A l’origine, comme nous le rappellent fort justement Angels Santa et Jean-Luc Buard, le roman « dellyen » était à ranger dans les catégories roman sentimental et roman catholique, des ouvrages destinés principalement aux jeunes filles avec deux buts avoués : la distraction et l’éducation. Deux étiquettes qui resteront accrochées à leurs jaquettes (je rappelle que Delly était double) alors que bien d’autres facettes furent explorées : romans d’aventures, policiers, exotiques, espionnage ou historique. Pourquoi avoir débuté dans le roman dit catholique, comment s’est effectuée cette bifurcation ? Quelles étaient les attributions de l’une et de l’autre dans la rédaction de leurs romans ? Les réponses à ces questions et à bien d’autres vous sont dévoilées dans ce copieux dossier qui fut élaboré par Ellen Constans. Elle n’aura pas eut le plaisir de voir cette parution, décédée entre temps. Un numéro consacré à un auteur cataloguée dans la catégorie sentimentale et qui bat en brèche bien des à-priori, des idées reçues et préconçues.
Mais le Rocambole propose aussi un article que je compulse toujours avec attention : Les Révélations du Rocambole, une chronique dirigée et alimentée par Claude Herbulot, Jean-Paul Gomel et Paul J. Hauswald. Dans ce numéro, un long chapitre intitulé 32 rue de Maubeuge, et consacré à André Guerber, éditeur commercial et ses nombreux avatars dans des maisons d’éditions qui s’enrichissaient selon ses intérêts dans les éditions pirates. Il toucha à tout, collections diverses, magazines, petites bandes dessinées souvent réservées aux adultes, changements de titres et de pseudonymes, un grenouillage qui dura près de quarante ans. Dans le même article, un autre chapitre qui nous renvoie plus ou moins au dossier principal de la revue : la collection Cristal chez Plon, qui connut 72 titres parus entre mai 1980 et juillet 1981. Une collection destinée à concurrencer Harlequin mais qui fit long feu. Pourtant parmi ses auteurs, de grands noms de la littérature populaire (et policière) qui se cachaient derrière un alias souvent féminin. Je me contenterai de signaler que des auteurs comme Françoise d’Eaubonne, qui avait déjà signé quelques romans pour les collections Grands Romans et Présence des Femmes sous le pseudo de Nadine de Longueval, mais aussi Jean-Baptiste Baronian, Gérald Moreau, Frédéric Charpier et quelques autres dont je vous laisse découvrir les noms d’emprunt.

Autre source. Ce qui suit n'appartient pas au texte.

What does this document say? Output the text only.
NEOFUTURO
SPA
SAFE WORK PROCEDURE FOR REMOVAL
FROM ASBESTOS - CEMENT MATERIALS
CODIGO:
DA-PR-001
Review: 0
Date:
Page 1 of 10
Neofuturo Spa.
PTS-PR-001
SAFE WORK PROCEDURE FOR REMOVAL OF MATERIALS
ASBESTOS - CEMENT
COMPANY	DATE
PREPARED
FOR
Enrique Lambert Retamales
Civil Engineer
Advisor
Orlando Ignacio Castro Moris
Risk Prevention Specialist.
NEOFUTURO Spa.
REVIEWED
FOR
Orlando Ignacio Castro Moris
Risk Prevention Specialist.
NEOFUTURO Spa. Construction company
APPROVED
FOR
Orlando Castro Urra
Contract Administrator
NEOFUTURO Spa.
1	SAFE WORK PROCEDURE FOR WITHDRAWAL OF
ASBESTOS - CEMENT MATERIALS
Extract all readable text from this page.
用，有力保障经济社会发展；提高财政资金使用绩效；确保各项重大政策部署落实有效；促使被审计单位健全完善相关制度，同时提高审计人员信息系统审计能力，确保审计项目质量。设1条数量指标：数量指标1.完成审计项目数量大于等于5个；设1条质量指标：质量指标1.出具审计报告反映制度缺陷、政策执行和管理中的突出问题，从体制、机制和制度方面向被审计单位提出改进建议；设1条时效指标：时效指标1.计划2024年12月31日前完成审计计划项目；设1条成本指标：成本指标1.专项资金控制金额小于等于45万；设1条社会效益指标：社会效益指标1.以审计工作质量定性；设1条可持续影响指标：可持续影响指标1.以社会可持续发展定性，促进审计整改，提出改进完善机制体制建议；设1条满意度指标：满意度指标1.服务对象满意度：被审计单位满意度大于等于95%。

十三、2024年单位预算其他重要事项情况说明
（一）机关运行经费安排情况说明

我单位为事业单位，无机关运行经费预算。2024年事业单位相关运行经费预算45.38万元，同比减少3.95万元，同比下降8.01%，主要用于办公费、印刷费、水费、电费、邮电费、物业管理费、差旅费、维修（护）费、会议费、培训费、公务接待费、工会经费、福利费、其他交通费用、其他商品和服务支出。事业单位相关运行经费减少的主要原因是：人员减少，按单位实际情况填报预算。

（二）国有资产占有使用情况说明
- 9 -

Jean-Pierre Galvan nous propose sa revue des autographes, avec des extraits de lettres ou des lettres entières signées Alexandre Dumas, Maurice Leblanc, Gaston Leroux, Boris Vian, Gustave Aimard ou Xavier de Montépin. Sans oublier les addenda de Patrick Ramseyer et autres informations capitales pour les amateurs de littérature populaire.
Mais ce numéro ne pouvait se clore sans une nouvelle, La Ronde sous les eaux, signé M. Delly, premier pseudonyme qui se réduisit en Delly tout court par la suite. Une nouvelle datée de 1895 et demeurée inédite jusqu’à cette parution.
Le Rocambole, la revue de référence pour tout amateur de littérature populaire.
Revue ROCAMBOLE n° 55/56 : L’œuvre de Delly. Parution Juin 2011. 352 pages. 27,00€.